De plus en plus ciblés par les spécialistes en nutrition, les aliments ultra-transformés représentent près d'un tiers de nos apports caloriques quotidiens selon l'Institut national de la santé et de la recherche médicale (Inserm). Cependant, des études révèlent que leur consommation élevée pourrait accroître le risque de troubles métaboliques, tels que surpoids, diabète, et hypertension.
En dépit de cela, certains chercheurs mettent également en lumière les liens potentiels entre ces produits et divers problèmes de santé, allant du cancer à des troubles dépressifs.

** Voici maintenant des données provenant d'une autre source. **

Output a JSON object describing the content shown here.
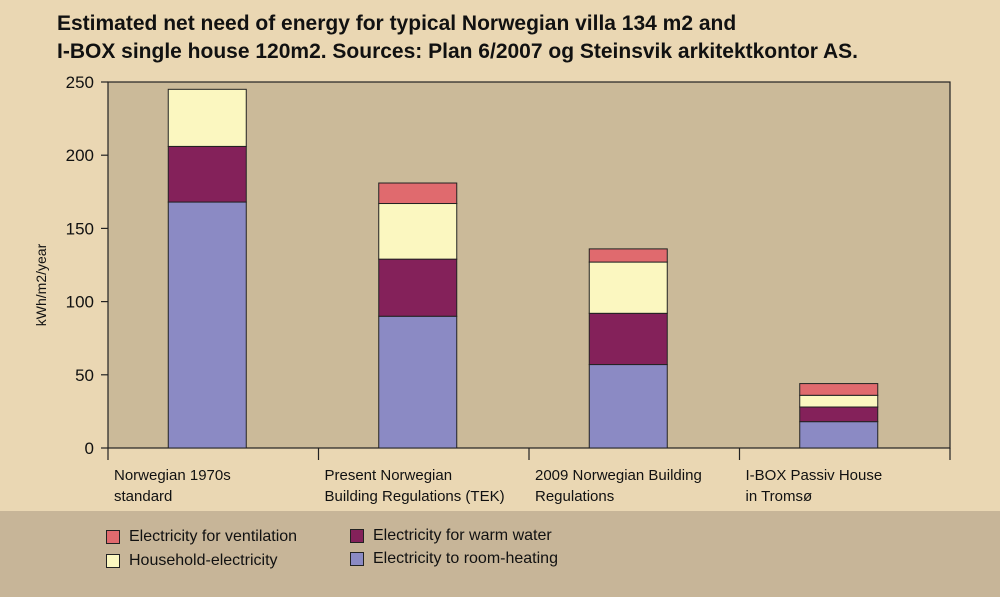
{
  "chart_data": {
    "type": "bar",
    "stacked": true,
    "title_lines": [
      "Estimated net need of energy for typical Norwegian villa 134 m2 and",
      "I-BOX single house 120m2. Sources: Plan 6/2007 og Steinsvik arkitektkontor AS."
    ],
    "ylabel": "kWh/m2/year",
    "ylim": [
      0,
      250
    ],
    "yticks": [
      0,
      50,
      100,
      150,
      200,
      250
    ],
    "categories": [
      [
        "Norwegian 1970s",
        "standard"
      ],
      [
        "Present Norwegian",
        "Building Regulations (TEK)"
      ],
      [
        "2009 Norwegian Building",
        "Regulations"
      ],
      [
        "I-BOX Passiv House",
        "in Tromsø"
      ]
    ],
    "series": [
      {
        "name": "Electricity to room-heating",
        "color": "#8b8ac4",
        "values": [
          168,
          90,
          57,
          18
        ]
      },
      {
        "name": "Electricity for warm water",
        "color": "#84215a",
        "values": [
          38,
          39,
          35,
          10
        ]
      },
      {
        "name": "Household-electricity",
        "color": "#fbf7c0",
        "values": [
          39,
          38,
          35,
          8
        ]
      },
      {
        "name": "Electricity for ventilation",
        "color": "#e06a6e",
        "values": [
          0,
          14,
          9,
          8
        ]
      }
    ],
    "legend_position": "bottom-left"
  }
}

En attendant des conclusions plus précises, Inserm recommande de privilégier les repas faits maison tout en limitant les aliments transformés.

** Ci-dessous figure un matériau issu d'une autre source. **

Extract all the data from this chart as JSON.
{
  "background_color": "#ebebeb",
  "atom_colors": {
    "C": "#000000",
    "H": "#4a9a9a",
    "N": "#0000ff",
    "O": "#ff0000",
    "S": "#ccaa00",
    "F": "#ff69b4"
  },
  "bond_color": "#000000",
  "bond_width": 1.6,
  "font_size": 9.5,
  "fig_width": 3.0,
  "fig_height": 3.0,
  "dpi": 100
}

Quels produits sont concernés ?
On qualifie d'aliment ultra-transformé tout produit conditionné dans un emballage plastique et contenant au moins un ingrédient non courant en cuisine. Souvent élevés en sucres, matières grasses et sels ajoutés, ces produits présentent souvent une carence en nutriments.
Cependant, quelques experts, comme le professeur Yeo, insufflent une approche plus nuancée. Dans un podcast, il met en garde contre une condamnation systématique des aliments ultra-transformés.
Des exceptions à la règle
L'universitaire souligne que le terme « aliments ultra-transformés » est trop vague. Il pointe du doigt des cas comme des yaourts nature agrémentés de confiture, qui automatiquement classés comme transformés, ne sont pas comparables à d'autres aliments industriels comme des barres chocolatées ou des sodas.
Yeo aborde également le pain de supermarché, souvent décrié. Selon lui, même s'il est critiquable, sa composition est principalement à base de farine, sel, levure et eau, et il n’est peut-être pas aussi nuisible qu'on l'affirme couramment.
Il conclut en soulignant qu'il est essentiel de ne pas diaboliser l'ensemble des aliments transformés, tout en conseillant de réduire leur consommation. Une approche équilibrée pourrait mieux apprécier leur place dans notre régime alimentaire.